На улице похолодало, но до настоящего мороза было еще далеко. Снежинки кружились в воздухе, не зная, должны ли они падать или летать. День так толком и не смог победить ночь, сейчас было темнее, чем когда она проснулась.
Она повернулась. Холод обнял ее сзади.
Халениус говорил в трубку снова, наклонившись вперед.
– Ей удалось собрать один миллион сто тысяч долларов. Именно. 1,1 миллиона.
Снова наступила тишина. Похититель также ждал на другом конце линии.
Потом он начал что-то говорить тонким голоском.
Халениус ждал с открытым ртом.
– Так не получится, – сказал он. – Стокгольм находится у самого Северного полюса, а Найроби на экваторе… Нет, мы не сможем оставить деньги сегодня. Мы… Нет, мы… Да, мы готовы прилететь в Найроби очень быстро, пожалуй, уже ночью… Номер моего мобильного?
Он назвал свой номер, похититель сказал что-то, и разговор прекратился. Анника услышала щелчок, когда похититель отключился.
– У нас есть двадцать четыре часа, – сообщил Халениус и положил трубку.
✽✽✽
Он усадил Аннику на диване, сам расположился в кресле и взял ее руки в свои.
– Нас ждет нелегкое испытание, – сказал он.
Она кивнула, как будто поняла.
– Он принял мое предложение о миллионе ста тысячах долларов. Но хотел невозможного: чтобы деньги оказались в Найроби через два часа.
– Почему миллион сто тысяч? – спросила она.
– Это показывает, что ты действительно старалась и тебе неоткуда больше взять. Он даст о себе знать в течение дня, я не знаю как, с целью уточнить, как передать деньги.
Анника попыталась притянуть руки к себе, но Халениус поймал их.
– Нам необходимо лететь в Найроби, самое позднее ночью. Организуешь билеты?
Она кивнула снова.
– Сядь со мной, – попросила она.
Он перебрался на диван, но не прикоснулся к ней. Она смотрела вниз на свои джинсы.
– Ты думаешь, он жив?
Халениус почесал голову.
– Судя по всему, да, иначе похитители не прислали бы фотографию. Но с этим парнем ничего не знаешь наверняка. Француженка заплатила, хотя муж был мертв, то есть они обманули ее.
– Что произойдет сейчас?
Он задумался на несколько секунд.
– Ты имеешь в виду, исходя из мирового опыта? Обычно у коммерческих похищений есть шесть вариантов развития событий. Во-первых, заложник умирает еще до выплаты выкупа.
– Выглядит как не самая удачная сделка, – заметила Анника.
– Правильно. И он может погибнуть при попытке к бегству, спасательной операции, умереть от инфаркта или другой болезни.

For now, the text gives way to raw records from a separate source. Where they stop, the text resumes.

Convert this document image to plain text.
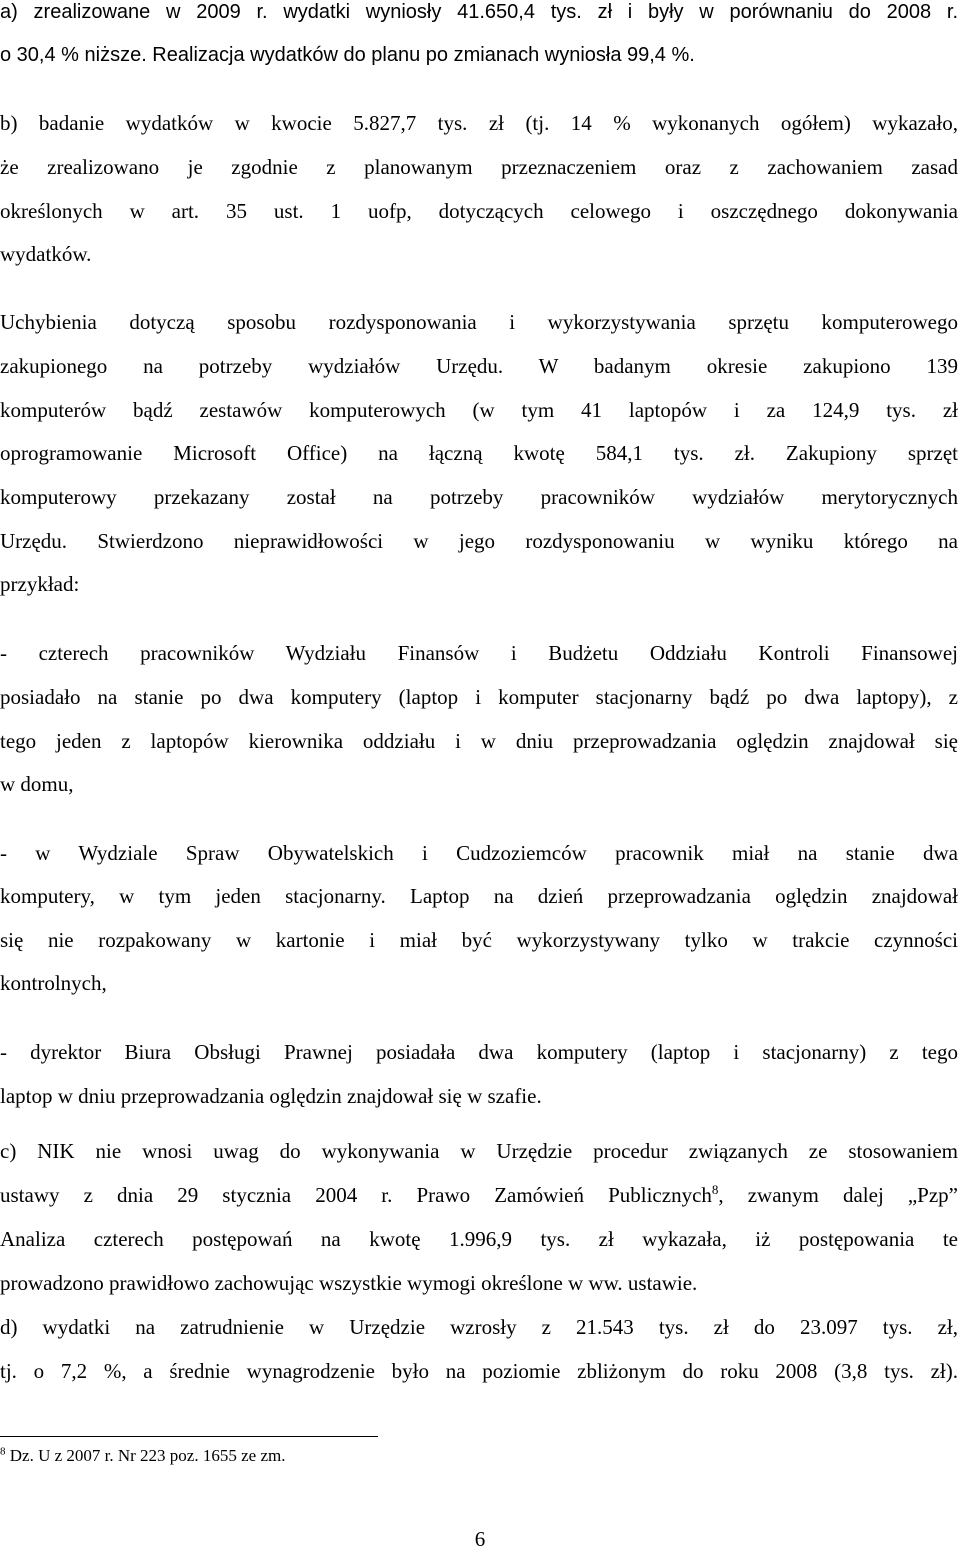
a) zrealizowane w 2009 r. wydatki wyniosły 41.650,4 tys. zł i były w porównaniu do 2008 r.
o 30,4 % niższe. Realizacja wydatków do planu po zmianach wyniosła 99,4 %.
b) badanie wydatków w kwocie 5.827,7 tys. zł (tj. 14 % wykonanych ogółem) wykazało,
że zrealizowano je zgodnie z planowanym przeznaczeniem oraz z zachowaniem zasad
określonych w art. 35 ust. 1 uofp, dotyczących celowego i oszczędnego dokonywania
wydatków.
Uchybienia dotyczą sposobu rozdysponowania i wykorzystywania sprzętu komputerowego
zakupionego na potrzeby wydziałów Urzędu. W badanym okresie zakupiono 139
komputerów bądź zestawów komputerowych (w tym 41 laptopów i za 124,9 tys. zł
oprogramowanie Microsoft Office) na łączną kwotę 584,1 tys. zł. Zakupiony sprzęt
komputerowy przekazany został na potrzeby pracowników wydziałów merytorycznych
Urzędu. Stwierdzono nieprawidłowości w jego rozdysponowaniu w wyniku którego na
przykład:
- czterech pracowników Wydziału Finansów i Budżetu Oddziału Kontroli Finansowej
posiadało na stanie po dwa komputery (laptop i komputer stacjonarny bądź po dwa laptopy), z
tego jeden z laptopów kierownika oddziału i w dniu przeprowadzania oględzin znajdował się
w domu,
- w Wydziale Spraw Obywatelskich i Cudzoziemców pracownik miał na stanie dwa
komputery, w tym jeden stacjonarny. Laptop na dzień przeprowadzania oględzin znajdował
się nie rozpakowany w kartonie i miał być wykorzystywany tylko w trakcie czynności
kontrolnych,
- dyrektor Biura Obsługi Prawnej posiadała dwa komputery (laptop i stacjonarny) z tego
laptop w dniu przeprowadzania oględzin znajdował się w szafie.
c) NIK nie wnosi uwag do wykonywania w Urzędzie procedur związanych ze stosowaniem
ustawy z dnia 29 stycznia 2004 r. Prawo Zamówień Publicznych$^8$, zwanym dalej „Pzp”
Analiza czterech postępowań na kwotę 1.996,9 tys. zł wykazała, iż postępowania te
prowadzono prawidłowo zachowując wszystkie wymogi określone w ww. ustawie.
d) wydatki na zatrudnienie w Urzędzie wzrosły z 21.543 tys. zł do 23.097 tys. zł,
tj. o 7,2 %, a średnie wynagrodzenie było na poziomie zbliżonym do roku 2008 (3,8 tys. zł).
$^8$ Dz. U z 2007 r. Nr 223 poz. 1655 ze zm.
6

Порой причиной смерти жертвы становился голод. Другой сценарий сводится к тому, что выкуп выплачивается, но заложник умирает в любом случае.
– Как француз, – сказала Анника.
– Точно. Это может иметь место, если, по мнению преступников, есть опасность, что их опознают, или если их лидер полный социопат. Последнее хорошо подходит к нашему парню. Сценарий три: выкуп выплачивают, а заложника не выпускают. Взамен злодеи снова выходят на связь и требуют еще денег, и начинаются новые переговоры. Подобное чаще всего происходит, если похитители запросили очень много и им заплатили слишком быстро, тогда они делают вывод, что у них есть шанс получить добавку.
– Это может коснуться нас?
– Маловероятно, мы прошли по всему кругу. Четыре: выкуп выплачивается, заложника освобождают, но его похищают позднее, как только представится случай. Это, конечно, не должно случиться с нами. Пять: выкуп выплачивается, и заложника освобождают. Шесть: заложнику удается сбежать или его освобождают без каких-либо денег.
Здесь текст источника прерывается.